A projective plane PG(2,q) over Galois field GF(p), where q is a prime number, consists of ${q}^{2}+q+1$ points and ${q}^{2}+q+1$, every line contains $q+1$ point and every point is on $q+1$ lines . Any point of the plane has the form of a triple, where ${X}_{0},{X}_{1},{X}_{2}$ are elements in PG(q) with the exception of a triple consisting of three zero elements. Two triples $\left({X}_{0},{X}_{1},{X}_{2}\right)$ and $\left({Y}_{0},{Y}_{1},{Y}_{2}\right)$ represent the same point if there exists j in GF(P)/{0}, s.t. $\left({Y}_{0},{Y}_{1},{Y}_{2}\right)=J\left({X}_{0},{X}_{1},{X}_{2}\right)$.

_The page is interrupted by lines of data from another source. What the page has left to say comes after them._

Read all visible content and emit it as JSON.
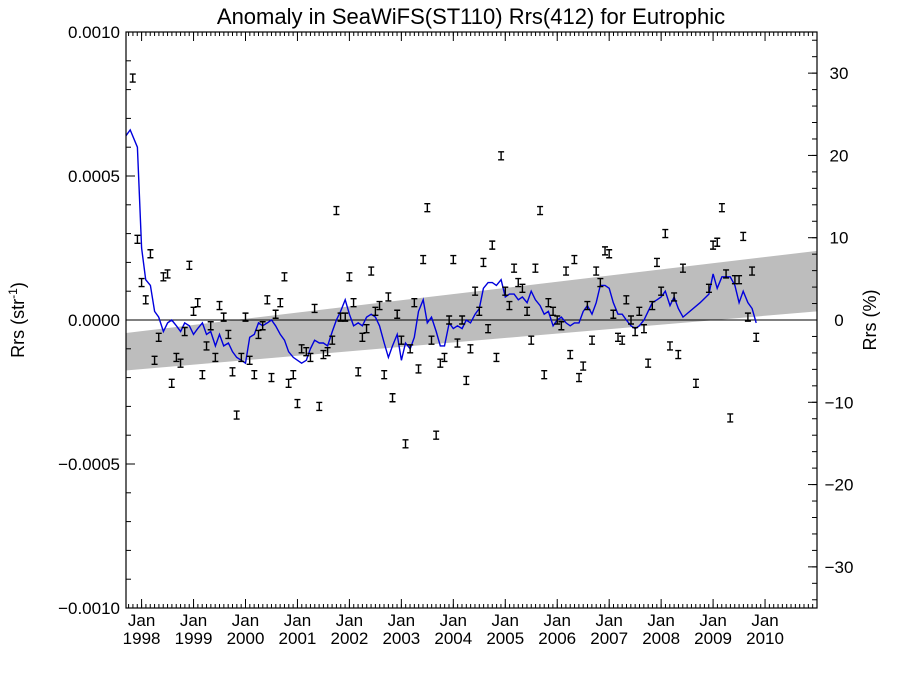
{
  "chart_data": {
    "type": "scatter",
    "title": "Anomaly in SeaWiFS(ST110) Rrs(412) for Eutrophic",
    "ylabel_left_main": "Rrs (str",
    "ylabel_left_sup": "-1",
    "ylabel_left_close": ")",
    "ylabel_right": "Rrs (%)",
    "xlim": [
      1997.7,
      2011.0
    ],
    "ylim": [
      -0.001,
      0.001
    ],
    "y2lim": [
      -35,
      35
    ],
    "grid": false,
    "legend": "none",
    "x_tick_labels": [
      {
        "top": "Jan",
        "bottom": "1998"
      },
      {
        "top": "Jan",
        "bottom": "1999"
      },
      {
        "top": "Jan",
        "bottom": "2000"
      },
      {
        "top": "Jan",
        "bottom": "2001"
      },
      {
        "top": "Jan",
        "bottom": "2002"
      },
      {
        "top": "Jan",
        "bottom": "2003"
      },
      {
        "top": "Jan",
        "bottom": "2004"
      },
      {
        "top": "Jan",
        "bottom": "2005"
      },
      {
        "top": "Jan",
        "bottom": "2006"
      },
      {
        "top": "Jan",
        "bottom": "2007"
      },
      {
        "top": "Jan",
        "bottom": "2008"
      },
      {
        "top": "Jan",
        "bottom": "2009"
      },
      {
        "top": "Jan",
        "bottom": "2010"
      }
    ],
    "y_tick_labels": [
      "0.0010",
      "0.0005",
      "0.0000",
      "−0.0005",
      "−0.0010"
    ],
    "y_tick_values": [
      0.001,
      0.0005,
      0.0,
      -0.0005,
      -0.001
    ],
    "y2_tick_labels": [
      "30",
      "20",
      "10",
      "0",
      "−10",
      "−20",
      "−30"
    ],
    "y2_tick_values": [
      30,
      20,
      10,
      0,
      -10,
      -20,
      -30
    ],
    "trend_band": {
      "x": [
        1997.7,
        2011.0
      ],
      "upper": [
        -4.5e-05,
        0.00024
      ],
      "lower": [
        -0.000175,
        3e-05
      ]
    },
    "zero_line": 0.0,
    "colors": {
      "points": "#000000",
      "line": "#0000dd",
      "band": "#bdbdbd",
      "axis": "#000000"
    },
    "points": [
      {
        "x": 1997.83,
        "y": 0.00084
      },
      {
        "x": 1997.92,
        "y": 0.00028
      },
      {
        "x": 1998.0,
        "y": 0.00013
      },
      {
        "x": 1998.08,
        "y": 7e-05
      },
      {
        "x": 1998.17,
        "y": 0.00023
      },
      {
        "x": 1998.25,
        "y": -0.00014
      },
      {
        "x": 1998.33,
        "y": -6e-05
      },
      {
        "x": 1998.42,
        "y": 0.00015
      },
      {
        "x": 1998.5,
        "y": 0.00016
      },
      {
        "x": 1998.58,
        "y": -0.00022
      },
      {
        "x": 1998.67,
        "y": -0.00013
      },
      {
        "x": 1998.75,
        "y": -0.00015
      },
      {
        "x": 1998.83,
        "y": -4e-05
      },
      {
        "x": 1998.92,
        "y": 0.00019
      },
      {
        "x": 1999.0,
        "y": 3e-05
      },
      {
        "x": 1999.08,
        "y": 6e-05
      },
      {
        "x": 1999.17,
        "y": -0.00019
      },
      {
        "x": 1999.25,
        "y": -9e-05
      },
      {
        "x": 1999.33,
        "y": -2e-05
      },
      {
        "x": 1999.42,
        "y": -0.00013
      },
      {
        "x": 1999.5,
        "y": 5e-05
      },
      {
        "x": 1999.58,
        "y": 1e-05
      },
      {
        "x": 1999.67,
        "y": -5e-05
      },
      {
        "x": 1999.75,
        "y": -0.00018
      },
      {
        "x": 1999.83,
        "y": -0.00033
      },
      {
        "x": 1999.92,
        "y": -0.00013
      },
      {
        "x": 2000.0,
        "y": 1e-05
      },
      {
        "x": 2000.08,
        "y": -0.00014
      },
      {
        "x": 2000.17,
        "y": -0.00019
      },
      {
        "x": 2000.25,
        "y": -5e-05
      },
      {
        "x": 2000.33,
        "y": -2e-05
      },
      {
        "x": 2000.42,
        "y": 7e-05
      },
      {
        "x": 2000.5,
        "y": -0.0002
      },
      {
        "x": 2000.58,
        "y": 2e-05
      },
      {
        "x": 2000.67,
        "y": 6e-05
      },
      {
        "x": 2000.75,
        "y": 0.00015
      },
      {
        "x": 2000.83,
        "y": -0.00022
      },
      {
        "x": 2000.92,
        "y": -0.00019
      },
      {
        "x": 2001.0,
        "y": -0.00029
      },
      {
        "x": 2001.08,
        "y": -0.0001
      },
      {
        "x": 2001.17,
        "y": -0.00011
      },
      {
        "x": 2001.25,
        "y": -0.00013
      },
      {
        "x": 2001.33,
        "y": 4e-05
      },
      {
        "x": 2001.42,
        "y": -0.0003
      },
      {
        "x": 2001.5,
        "y": -0.00012
      },
      {
        "x": 2001.58,
        "y": -0.00011
      },
      {
        "x": 2001.67,
        "y": -7e-05
      },
      {
        "x": 2001.75,
        "y": 0.00038
      },
      {
        "x": 2001.83,
        "y": 1e-05
      },
      {
        "x": 2001.92,
        "y": 1e-05
      },
      {
        "x": 2002.0,
        "y": 0.00015
      },
      {
        "x": 2002.08,
        "y": 6e-05
      },
      {
        "x": 2002.17,
        "y": -0.00018
      },
      {
        "x": 2002.25,
        "y": -6e-05
      },
      {
        "x": 2002.33,
        "y": -3e-05
      },
      {
        "x": 2002.42,
        "y": 0.00017
      },
      {
        "x": 2002.5,
        "y": 3e-05
      },
      {
        "x": 2002.58,
        "y": 5e-05
      },
      {
        "x": 2002.67,
        "y": -0.00019
      },
      {
        "x": 2002.75,
        "y": 8e-05
      },
      {
        "x": 2002.83,
        "y": -0.00027
      },
      {
        "x": 2002.92,
        "y": 2e-05
      },
      {
        "x": 2003.0,
        "y": -7e-05
      },
      {
        "x": 2003.08,
        "y": -0.00043
      },
      {
        "x": 2003.17,
        "y": -0.0001
      },
      {
        "x": 2003.25,
        "y": 6e-05
      },
      {
        "x": 2003.33,
        "y": -0.00017
      },
      {
        "x": 2003.42,
        "y": 0.00021
      },
      {
        "x": 2003.5,
        "y": 0.00039
      },
      {
        "x": 2003.58,
        "y": -7e-05
      },
      {
        "x": 2003.67,
        "y": -0.0004
      },
      {
        "x": 2003.75,
        "y": -0.00015
      },
      {
        "x": 2003.83,
        "y": -0.00013
      },
      {
        "x": 2003.92,
        "y": 0.0
      },
      {
        "x": 2004.0,
        "y": 0.00021
      },
      {
        "x": 2004.08,
        "y": -8e-05
      },
      {
        "x": 2004.17,
        "y": 0.0
      },
      {
        "x": 2004.25,
        "y": -0.00021
      },
      {
        "x": 2004.33,
        "y": -0.0001
      },
      {
        "x": 2004.42,
        "y": 0.0001
      },
      {
        "x": 2004.5,
        "y": 3e-05
      },
      {
        "x": 2004.58,
        "y": 0.0002
      },
      {
        "x": 2004.67,
        "y": -3e-05
      },
      {
        "x": 2004.75,
        "y": 0.00026
      },
      {
        "x": 2004.83,
        "y": -0.00013
      },
      {
        "x": 2004.92,
        "y": 0.00057
      },
      {
        "x": 2005.0,
        "y": 0.0001
      },
      {
        "x": 2005.08,
        "y": 5e-05
      },
      {
        "x": 2005.17,
        "y": 0.00018
      },
      {
        "x": 2005.25,
        "y": 0.00013
      },
      {
        "x": 2005.33,
        "y": 0.00011
      },
      {
        "x": 2005.42,
        "y": 3e-05
      },
      {
        "x": 2005.5,
        "y": -7e-05
      },
      {
        "x": 2005.58,
        "y": 0.00018
      },
      {
        "x": 2005.67,
        "y": 0.00038
      },
      {
        "x": 2005.75,
        "y": -0.00019
      },
      {
        "x": 2005.83,
        "y": 6e-05
      },
      {
        "x": 2005.92,
        "y": 3e-05
      },
      {
        "x": 2006.0,
        "y": 0.0
      },
      {
        "x": 2006.08,
        "y": -2e-05
      },
      {
        "x": 2006.17,
        "y": 0.00017
      },
      {
        "x": 2006.25,
        "y": -0.00012
      },
      {
        "x": 2006.33,
        "y": 0.00021
      },
      {
        "x": 2006.42,
        "y": -0.0002
      },
      {
        "x": 2006.5,
        "y": -0.00016
      },
      {
        "x": 2006.58,
        "y": 5e-05
      },
      {
        "x": 2006.67,
        "y": -7e-05
      },
      {
        "x": 2006.75,
        "y": 0.00017
      },
      {
        "x": 2006.83,
        "y": 0.00013
      },
      {
        "x": 2006.92,
        "y": 0.00024
      },
      {
        "x": 2007.0,
        "y": 0.00023
      },
      {
        "x": 2007.08,
        "y": 2e-05
      },
      {
        "x": 2007.17,
        "y": -6e-05
      },
      {
        "x": 2007.25,
        "y": -7e-05
      },
      {
        "x": 2007.33,
        "y": 7e-05
      },
      {
        "x": 2007.42,
        "y": 0.0
      },
      {
        "x": 2007.5,
        "y": -4e-05
      },
      {
        "x": 2007.58,
        "y": 3e-05
      },
      {
        "x": 2007.67,
        "y": -3e-05
      },
      {
        "x": 2007.75,
        "y": -0.00015
      },
      {
        "x": 2007.83,
        "y": 5e-05
      },
      {
        "x": 2007.92,
        "y": 0.0002
      },
      {
        "x": 2008.0,
        "y": 0.0001
      },
      {
        "x": 2008.08,
        "y": 0.0003
      },
      {
        "x": 2008.17,
        "y": -9e-05
      },
      {
        "x": 2008.25,
        "y": 8e-05
      },
      {
        "x": 2008.33,
        "y": -0.00012
      },
      {
        "x": 2008.42,
        "y": 0.00018
      },
      {
        "x": 2008.67,
        "y": -0.00022
      },
      {
        "x": 2008.92,
        "y": 0.00011
      },
      {
        "x": 2009.0,
        "y": 0.00026
      },
      {
        "x": 2009.08,
        "y": 0.00027
      },
      {
        "x": 2009.17,
        "y": 0.00039
      },
      {
        "x": 2009.25,
        "y": 0.00016
      },
      {
        "x": 2009.33,
        "y": -0.00034
      },
      {
        "x": 2009.42,
        "y": 0.00014
      },
      {
        "x": 2009.5,
        "y": 0.00014
      },
      {
        "x": 2009.58,
        "y": 0.00029
      },
      {
        "x": 2009.67,
        "y": 1e-05
      },
      {
        "x": 2009.75,
        "y": 0.00017
      },
      {
        "x": 2009.83,
        "y": -6e-05
      }
    ],
    "line": [
      {
        "x": 1997.7,
        "y": 0.00064
      },
      {
        "x": 1997.78,
        "y": 0.00066
      },
      {
        "x": 1997.92,
        "y": 0.0006
      },
      {
        "x": 1998.0,
        "y": 0.00025
      },
      {
        "x": 1998.08,
        "y": 0.00014
      },
      {
        "x": 1998.17,
        "y": 0.00012
      },
      {
        "x": 1998.25,
        "y": 3e-05
      },
      {
        "x": 1998.33,
        "y": 1e-05
      },
      {
        "x": 1998.42,
        "y": -4e-05
      },
      {
        "x": 1998.5,
        "y": -1e-05
      },
      {
        "x": 1998.58,
        "y": 0.0
      },
      {
        "x": 1998.67,
        "y": -2e-05
      },
      {
        "x": 1998.75,
        "y": -4e-05
      },
      {
        "x": 1998.83,
        "y": -1e-05
      },
      {
        "x": 1998.92,
        "y": -2e-05
      },
      {
        "x": 1999.0,
        "y": -5e-05
      },
      {
        "x": 1999.08,
        "y": -3e-05
      },
      {
        "x": 1999.17,
        "y": -1e-05
      },
      {
        "x": 1999.25,
        "y": -5e-05
      },
      {
        "x": 1999.33,
        "y": -4e-05
      },
      {
        "x": 1999.42,
        "y": -9e-05
      },
      {
        "x": 1999.5,
        "y": -5e-05
      },
      {
        "x": 1999.58,
        "y": -9e-05
      },
      {
        "x": 1999.67,
        "y": -8e-05
      },
      {
        "x": 1999.75,
        "y": -0.00011
      },
      {
        "x": 1999.83,
        "y": -0.00013
      },
      {
        "x": 1999.92,
        "y": -0.00014
      },
      {
        "x": 2000.0,
        "y": -0.00015
      },
      {
        "x": 2000.08,
        "y": -6e-05
      },
      {
        "x": 2000.17,
        "y": -5e-05
      },
      {
        "x": 2000.25,
        "y": -1e-05
      },
      {
        "x": 2000.33,
        "y": -2e-05
      },
      {
        "x": 2000.42,
        "y": -1e-05
      },
      {
        "x": 2000.5,
        "y": 0.0
      },
      {
        "x": 2000.58,
        "y": -2e-05
      },
      {
        "x": 2000.67,
        "y": -5e-05
      },
      {
        "x": 2000.75,
        "y": -7e-05
      },
      {
        "x": 2000.83,
        "y": -0.00011
      },
      {
        "x": 2000.92,
        "y": -0.00013
      },
      {
        "x": 2001.0,
        "y": -0.00014
      },
      {
        "x": 2001.08,
        "y": -0.00015
      },
      {
        "x": 2001.17,
        "y": -0.00014
      },
      {
        "x": 2001.25,
        "y": -0.0001
      },
      {
        "x": 2001.33,
        "y": -7e-05
      },
      {
        "x": 2001.42,
        "y": -8e-05
      },
      {
        "x": 2001.5,
        "y": -8e-05
      },
      {
        "x": 2001.58,
        "y": -9e-05
      },
      {
        "x": 2001.67,
        "y": -4e-05
      },
      {
        "x": 2001.75,
        "y": 0.0
      },
      {
        "x": 2001.83,
        "y": 3e-05
      },
      {
        "x": 2001.92,
        "y": 7e-05
      },
      {
        "x": 2002.0,
        "y": 2e-05
      },
      {
        "x": 2002.08,
        "y": -2e-05
      },
      {
        "x": 2002.17,
        "y": -1e-05
      },
      {
        "x": 2002.25,
        "y": -2e-05
      },
      {
        "x": 2002.33,
        "y": 1e-05
      },
      {
        "x": 2002.42,
        "y": 2e-05
      },
      {
        "x": 2002.5,
        "y": 1e-05
      },
      {
        "x": 2002.58,
        "y": -2e-05
      },
      {
        "x": 2002.67,
        "y": -8e-05
      },
      {
        "x": 2002.75,
        "y": -0.00013
      },
      {
        "x": 2002.83,
        "y": -9e-05
      },
      {
        "x": 2002.92,
        "y": -5e-05
      },
      {
        "x": 2003.0,
        "y": -0.00014
      },
      {
        "x": 2003.08,
        "y": -8e-05
      },
      {
        "x": 2003.17,
        "y": -0.0001
      },
      {
        "x": 2003.25,
        "y": -6e-05
      },
      {
        "x": 2003.33,
        "y": 3e-05
      },
      {
        "x": 2003.42,
        "y": 7e-05
      },
      {
        "x": 2003.5,
        "y": -1e-05
      },
      {
        "x": 2003.58,
        "y": 1e-05
      },
      {
        "x": 2003.67,
        "y": -4e-05
      },
      {
        "x": 2003.75,
        "y": -9e-05
      },
      {
        "x": 2003.83,
        "y": -9e-05
      },
      {
        "x": 2003.92,
        "y": -1e-05
      },
      {
        "x": 2004.0,
        "y": -3e-05
      },
      {
        "x": 2004.08,
        "y": -2e-05
      },
      {
        "x": 2004.17,
        "y": -3e-05
      },
      {
        "x": 2004.25,
        "y": 0.0
      },
      {
        "x": 2004.33,
        "y": -1e-05
      },
      {
        "x": 2004.42,
        "y": 2e-05
      },
      {
        "x": 2004.5,
        "y": 4e-05
      },
      {
        "x": 2004.58,
        "y": 0.00011
      },
      {
        "x": 2004.67,
        "y": 0.00013
      },
      {
        "x": 2004.75,
        "y": 0.00013
      },
      {
        "x": 2004.83,
        "y": 0.00012
      },
      {
        "x": 2004.92,
        "y": 0.00014
      },
      {
        "x": 2005.0,
        "y": 8e-05
      },
      {
        "x": 2005.08,
        "y": 9e-05
      },
      {
        "x": 2005.17,
        "y": 9e-05
      },
      {
        "x": 2005.25,
        "y": 7e-05
      },
      {
        "x": 2005.33,
        "y": 8e-05
      },
      {
        "x": 2005.42,
        "y": 6e-05
      },
      {
        "x": 2005.5,
        "y": 0.0001
      },
      {
        "x": 2005.58,
        "y": 7e-05
      },
      {
        "x": 2005.67,
        "y": 5e-05
      },
      {
        "x": 2005.75,
        "y": 2e-05
      },
      {
        "x": 2005.83,
        "y": 3e-05
      },
      {
        "x": 2005.92,
        "y": -2e-05
      },
      {
        "x": 2006.0,
        "y": 0.0
      },
      {
        "x": 2006.08,
        "y": 1e-05
      },
      {
        "x": 2006.17,
        "y": -1e-05
      },
      {
        "x": 2006.25,
        "y": -2e-05
      },
      {
        "x": 2006.33,
        "y": -1e-05
      },
      {
        "x": 2006.42,
        "y": -1e-05
      },
      {
        "x": 2006.5,
        "y": 3e-05
      },
      {
        "x": 2006.58,
        "y": 5e-05
      },
      {
        "x": 2006.67,
        "y": 2e-05
      },
      {
        "x": 2006.75,
        "y": 6e-05
      },
      {
        "x": 2006.83,
        "y": 0.00012
      },
      {
        "x": 2006.92,
        "y": 0.00012
      },
      {
        "x": 2007.0,
        "y": 0.00011
      },
      {
        "x": 2007.08,
        "y": 6e-05
      },
      {
        "x": 2007.17,
        "y": 2e-05
      },
      {
        "x": 2007.25,
        "y": 2e-05
      },
      {
        "x": 2007.33,
        "y": 0.0
      },
      {
        "x": 2007.42,
        "y": -2e-05
      },
      {
        "x": 2007.5,
        "y": -3e-05
      },
      {
        "x": 2007.58,
        "y": -2e-05
      },
      {
        "x": 2007.67,
        "y": 0.0
      },
      {
        "x": 2007.75,
        "y": 3e-05
      },
      {
        "x": 2007.83,
        "y": 6e-05
      },
      {
        "x": 2007.92,
        "y": 7e-05
      },
      {
        "x": 2008.0,
        "y": 8e-05
      },
      {
        "x": 2008.08,
        "y": 0.0001
      },
      {
        "x": 2008.17,
        "y": 5e-05
      },
      {
        "x": 2008.25,
        "y": 8e-05
      },
      {
        "x": 2008.33,
        "y": 4e-05
      },
      {
        "x": 2008.42,
        "y": 1e-05
      },
      {
        "x": 2008.75,
        "y": 6e-05
      },
      {
        "x": 2008.92,
        "y": 9e-05
      },
      {
        "x": 2009.0,
        "y": 0.00016
      },
      {
        "x": 2009.08,
        "y": 0.00011
      },
      {
        "x": 2009.17,
        "y": 0.00015
      },
      {
        "x": 2009.25,
        "y": 0.00015
      },
      {
        "x": 2009.33,
        "y": 0.00015
      },
      {
        "x": 2009.42,
        "y": 0.00012
      },
      {
        "x": 2009.5,
        "y": 6e-05
      },
      {
        "x": 2009.58,
        "y": 0.0001
      },
      {
        "x": 2009.67,
        "y": 6e-05
      },
      {
        "x": 2009.75,
        "y": 4e-05
      },
      {
        "x": 2009.83,
        "y": -1e-05
      }
    ]
  }
}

The points in PG(2,q) have unique forms which are (1,0,0), (X,1,0), (X,Y,1) for all X,Y in GF(q). There exist one point of the from (1,0,0), q points of the from (X,1,0) and q2 points of the from (X,Y,1) similarly any line in PG(2,q) has the form $\left({X}_{0},{X}_{1},{X}_{2}\right)$, ${X}_{0},{X}_{1},{X}_{2}$ are elements in GF(q) with the exception of a triple consisting of three zero elements. Two triples represent the same line if thereexist J GF(q)\{0}, s.t $\left({Y}_{0},{Y}_{1},{Y}_{2}\right)=J\left({X}_{0},{X}_{1},{X}_{2}\right)$. A point $P\left({X}_{0},{X}_{1},{X}_{2}\right)$ is incident with the line $\left({Y}_{0},{Y}_{1},{Y}_{2}\right)$ iff ${x}_{0}{y}_{0}+{x}_{1}{y}_{1}+{x}_{2}{y}_{2}=0$ .

Finally, the points of PG(2,q) can be numerated as follows: the number of the point $\left(1,0,0\right)$ is 1, the point is $\left(X,1,0\right)$ numerated as X + 2, the point $\left(X,Y,1\right)$ is numerated as $\left(x+\left(x\cdot q\right)+q+2\right)$ .

Definition 1: A(K,n)-a in PG(2,q) is asset of K points such that NO n + 1 points them are collinear A(K,2)-arc which is called K-arc is a set of K points such that NO three of them are collinear .

Definition 2: A(k,n)-arc is a complete if it is not contained in a (k + 1,n)-arc .

Definition 3: The maximum number of points that a (K,2)-arc can have is m(2,q) and a (K,2)-arc with this number of points is an Oval. In the even case Ovals are complete .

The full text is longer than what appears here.